In B2B product management, the customer's business success is the product's success metric. A feature that individual users love but doesn't improve business outcomes gets cancelled at renewal. This single fact changes how B2B PMs do discovery, define success metrics, and prioritize features.
"The question I ask before every B2B feature: 'Does this make our customer's team better at their job, or does it make our product look better on a demo?' Those two things overlap less than most PMs think."
— Jess O., Principal PM at a B2B enterprise platform
B2B vs.
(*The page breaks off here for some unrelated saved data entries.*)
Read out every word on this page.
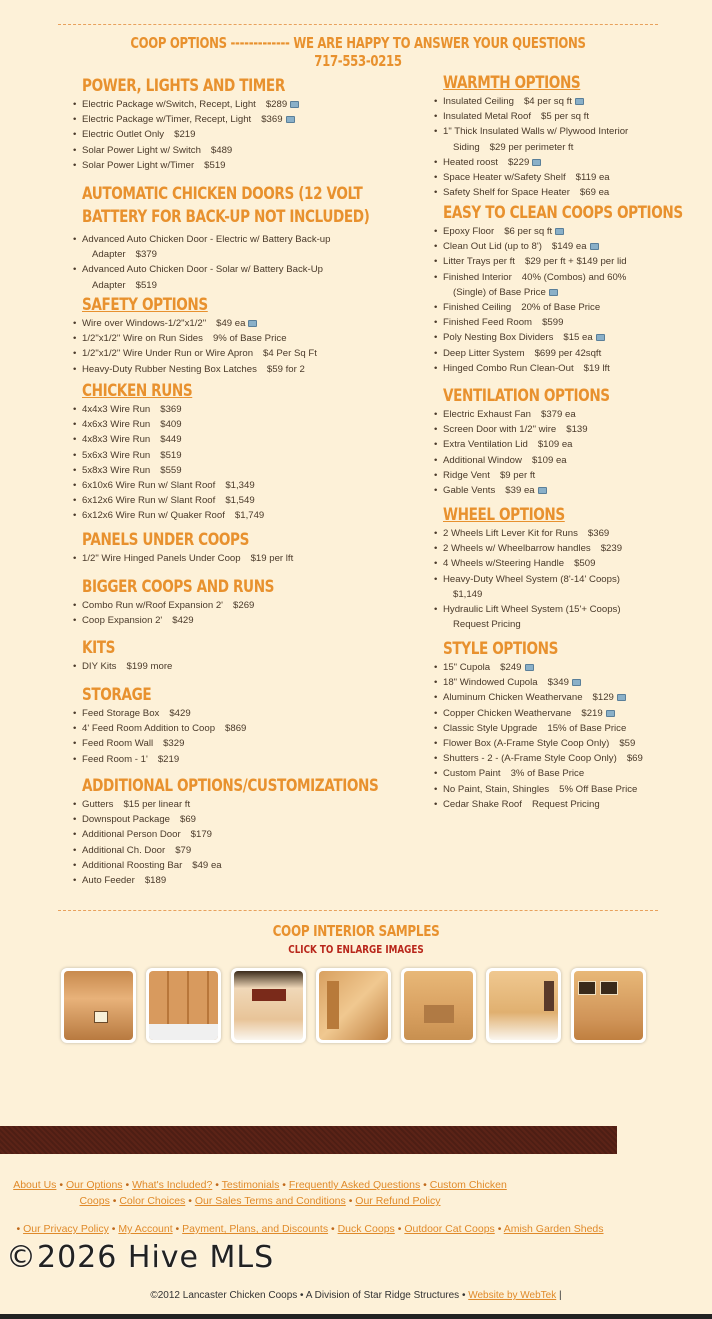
COOP OPTIONS ------------- WE ARE HAPPY TO ANSWER YOUR QUESTIONS 717-553-0215
POWER, LIGHTS AND TIMER
• Electric Package w/Switch, Recept, Light $289
• Electric Package w/Timer, Recept, Light $369
• Electric Outlet Only $219
• Solar Power Light w/ Switch $489
• Solar Power Light w/Timer $519
AUTOMATIC CHICKEN DOORS (12 VOLT BATTERY FOR BACK-UP NOT INCLUDED)
• Advanced Auto Chicken Door - Electric w/ Battery Back-up
Adapter $379
• Advanced Auto Chicken Door - Solar w/ Battery Back-Up
Adapter $519
SAFETY OPTIONS
• Wire over Windows-1/2"x1/2" $49 ea
• 1/2"x1/2" Wire on Run Sides 9% of Base Price
• 1/2"x1/2" Wire Under Run or Wire Apron $4 Per Sq Ft
• Heavy-Duty Rubber Nesting Box Latches $59 for 2
CHICKEN RUNS
• 4x4x3 Wire Run $369
• 4x6x3 Wire Run $409
• 4x8x3 Wire Run $449
• 5x6x3 Wire Run $519
• 5x8x3 Wire Run $559
• 6x10x6 Wire Run w/ Slant Roof $1,349
• 6x12x6 Wire Run w/ Slant Roof $1,549
• 6x12x6 Wire Run w/ Quaker Roof $1,749
PANELS UNDER COOPS
• 1/2" Wire Hinged Panels Under Coop $19 per lft
BIGGER COOPS AND RUNS
• Combo Run w/Roof Expansion 2' $269
• Coop Expansion 2' $429
KITS
• DIY Kits $199 more
STORAGE
• Feed Storage Box $429
• 4' Feed Room Addition to Coop $869
• Feed Room Wall $329
• Feed Room - 1' $219
ADDITIONAL OPTIONS/CUSTOMIZATIONS
• Gutters $15 per linear ft
• Downspout Package $69
• Additional Person Door $179
• Additional Ch. Door $79
• Additional Roosting Bar $49 ea
• Auto Feeder $189
WARMTH OPTIONS
• Insulated Ceiling $4 per sq ft
• Insulated Metal Roof $5 per sq ft
• 1" Thick Insulated Walls w/ Plywood Interior
Siding $29 per perimeter ft
• Heated roost $229
• Space Heater w/Safety Shelf $119 ea
• Safety Shelf for Space Heater $69 ea
EASY TO CLEAN COOPS OPTIONS
• Epoxy Floor $6 per sq ft
• Clean Out Lid (up to 8') $149 ea
• Litter Trays per ft $29 per ft + $149 per lid
• Finished Interior 40% (Combos) and 60%
(Single) of Base Price
• Finished Ceiling 20% of Base Price
• Finished Feed Room $599
• Poly Nesting Box Dividers $15 ea
• Deep Litter System $699 per 42sqft
• Hinged Combo Run Clean-Out $19 lft
VENTILATION OPTIONS
• Electric Exhaust Fan $379 ea
• Screen Door with 1/2" wire $139
• Extra Ventilation Lid $109 ea
• Additional Window $109 ea
• Ridge Vent $9 per ft
• Gable Vents $39 ea
WHEEL OPTIONS
• 2 Wheels Lift Lever Kit for Runs $369
• 2 Wheels w/ Wheelbarrow handles $239
• 4 Wheels w/Steering Handle $509
• Heavy-Duty Wheel System (8'-14' Coops)
$1,149
• Hydraulic Lift Wheel System (15'+ Coops)
Request Pricing
STYLE OPTIONS
• 15" Cupola $249
• 18" Windowed Cupola $349
• Aluminum Chicken Weathervane $129
• Copper Chicken Weathervane $219
• Classic Style Upgrade 15% of Base Price
• Flower Box (A-Frame Style Coop Only) $59
• Shutters - 2 - (A-Frame Style Coop Only) $69
• Custom Paint 3% of Base Price
• No Paint, Stain, Shingles 5% Off Base Price
• Cedar Shake Roof Request Pricing
COOP INTERIOR SAMPLES
CLICK TO ENLARGE IMAGES
About Us • Our Options • What's Included? • Testimonials • Frequently Asked Questions • Custom Chicken Coops • Color Choices • Our Sales Terms and Conditions • Our Refund Policy
• Our Privacy Policy • My Account • Payment, Plans, and Discounts • Duck Coops • Outdoor Cat Coops • Amish Garden Sheds
©2026 Hive MLS
©2012 Lancaster Chicken Coops • A Division of Star Ridge Structures • Website by WebTek |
B2C product management: key differences
| Dimension | B2C PM | B2B PM |
|---|---|---|
| User = buyer? | Usually yes | Often no |
| Discovery source | User interviews, analytics | Customer advisory boards, support tickets, sales calls |
| Success metric | Engagement, retention | Business outcome improvement (time saved, revenue influenced) |
| Feature requests | User feedback | Sales/CS requests + user requests |
| Roadmap driver | Usage data + user research | Deal blockers + renewal risks + usage data |
| Definition of done | User can use it | Admin can configure it, user can use it, security approved |
B2B discovery: where to find real product insights
Customer Advisory Boards (CABs): Quarterly sessions with 10–15 power users from your best customers. CABs surface strategic problems before they become churn signals. The PM facilitates; the agenda focuses on customer workflows, not feature demos.
Win/loss analysis: Why did prospects choose you over alternatives? Why did they choose alternatives? Win/loss interviews with recently closed and recently lost deals are the highest-signal input to B2B roadmap prioritization.
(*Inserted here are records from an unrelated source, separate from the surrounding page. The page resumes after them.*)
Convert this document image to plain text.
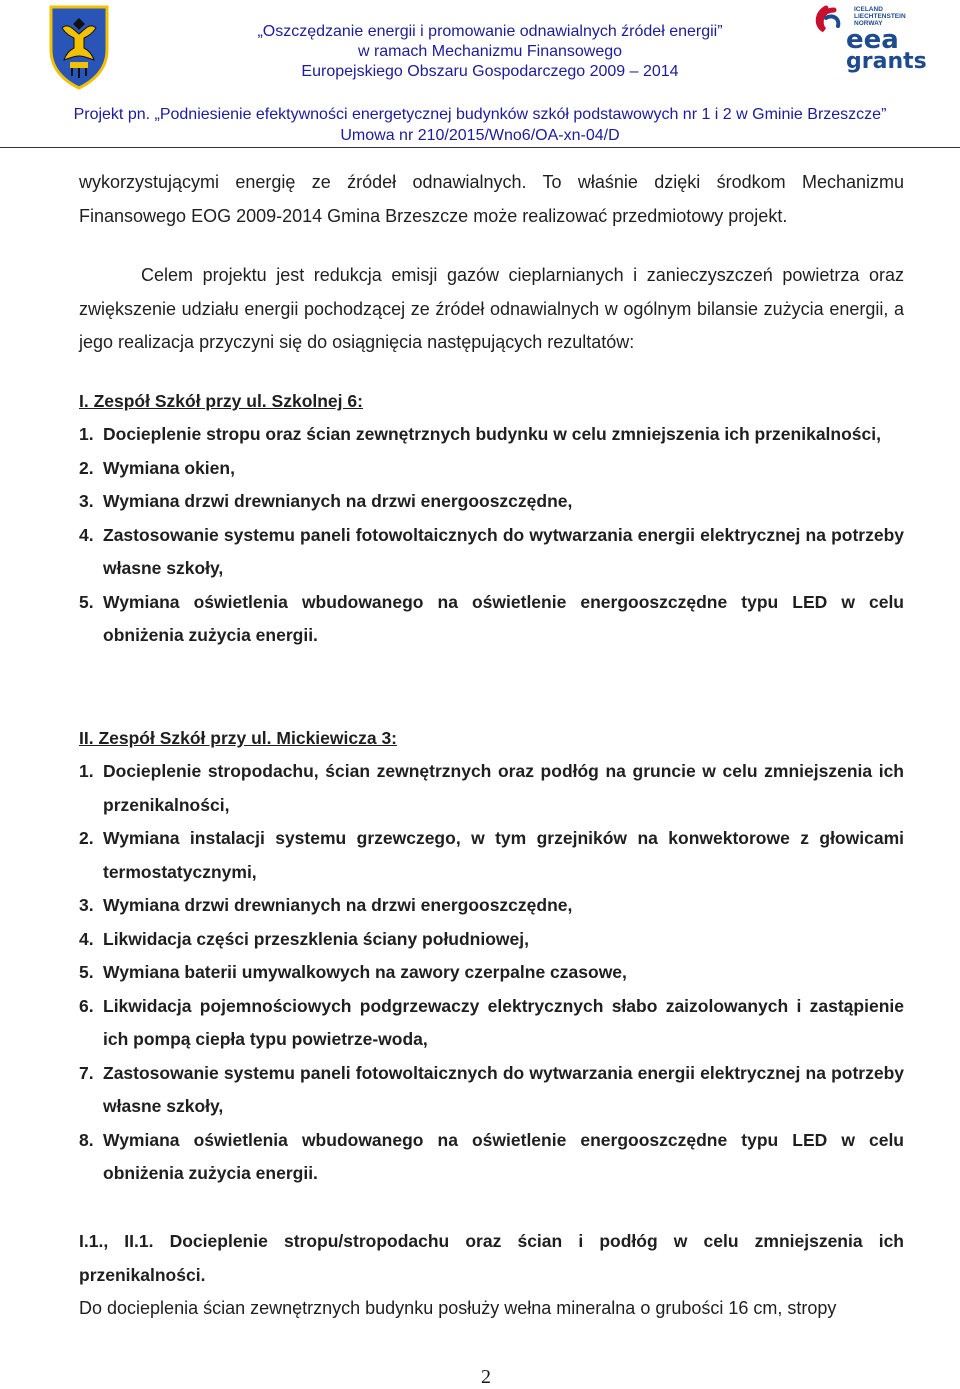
„Oszczędzanie energii i promowanie odnawialnych źródeł energii”
w ramach Mechanizmu Finansowego
Europejskiego Obszaru Gospodarczego 2009 – 2014
ICELAND
LIECHTENSTEIN
NORWAY
eea
grants
Projekt pn. „Podniesienie efektywności energetycznej budynków szkół podstawowych nr 1 i 2 w Gminie Brzeszcze”
Umowa nr 210/2015/Wno6/OA-xn-04/D

wykorzystującymi energię ze źródeł odnawialnych. To właśnie dzięki środkom Mechanizmu Finansowego EOG 2009-2014 Gmina Brzeszcze może realizować przedmiotowy projekt.

Celem projektu jest redukcja emisji gazów cieplarnianych i zanieczyszczeń powietrza oraz zwiększenie udziału energii pochodzącej ze źródeł odnawialnych w ogólnym bilansie zużycia energii, a jego realizacja przyczyni się do osiągnięcia następujących rezultatów:

I. Zespół Szkół przy ul. Szkolnej 6:

1. Docieplenie stropu oraz ścian zewnętrznych budynku w celu zmniejszenia ich przenikalności,
2. Wymiana okien,
3. Wymiana drzwi drewnianych na drzwi energooszczędne,
4. Zastosowanie systemu paneli fotowoltaicznych do wytwarzania energii elektrycznej na potrzeby własne szkoły,
5. Wymiana oświetlenia wbudowanego na oświetlenie energooszczędne typu LED w celu obniżenia zużycia energii.

II. Zespół Szkół przy ul. Mickiewicza 3:

1. Docieplenie stropodachu, ścian zewnętrznych oraz podłóg na gruncie w celu zmniejszenia ich przenikalności,
2. Wymiana instalacji systemu grzewczego, w tym grzejników na konwektorowe z głowicami termostatycznymi,
3. Wymiana drzwi drewnianych na drzwi energooszczędne,
4. Likwidacja części przeszklenia ściany południowej,
5. Wymiana baterii umywalkowych na zawory czerpalne czasowe,
6. Likwidacja pojemnościowych podgrzewaczy elektrycznych słabo zaizolowanych i zastąpienie ich pompą ciepła typu powietrze-woda,
7. Zastosowanie systemu paneli fotowoltaicznych do wytwarzania energii elektrycznej na potrzeby własne szkoły,
8. Wymiana oświetlenia wbudowanego na oświetlenie energooszczędne typu LED w celu obniżenia zużycia energii.

I.1., II.1. Docieplenie stropu/stropodachu oraz ścian i podłóg w celu zmniejszenia ich przenikalności.

Do docieplenia ścian zewnętrznych budynku posłuży wełna mineralna o grubości 16 cm, stropy

2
Support ticket mining: The top 10 support categories represent real friction in the product. PMs who don't review support tickets regularly are missing systematic user pain signals.
B2B success metrics that actually measure business impact
Beyond feature adoption: ROI metrics (time saved per user × users × weekly usage), workflow completion rates (% of users completing a full workflow vs. partial use), and business outcome proxies (revenue generated, reports shared, decisions made using product outputs).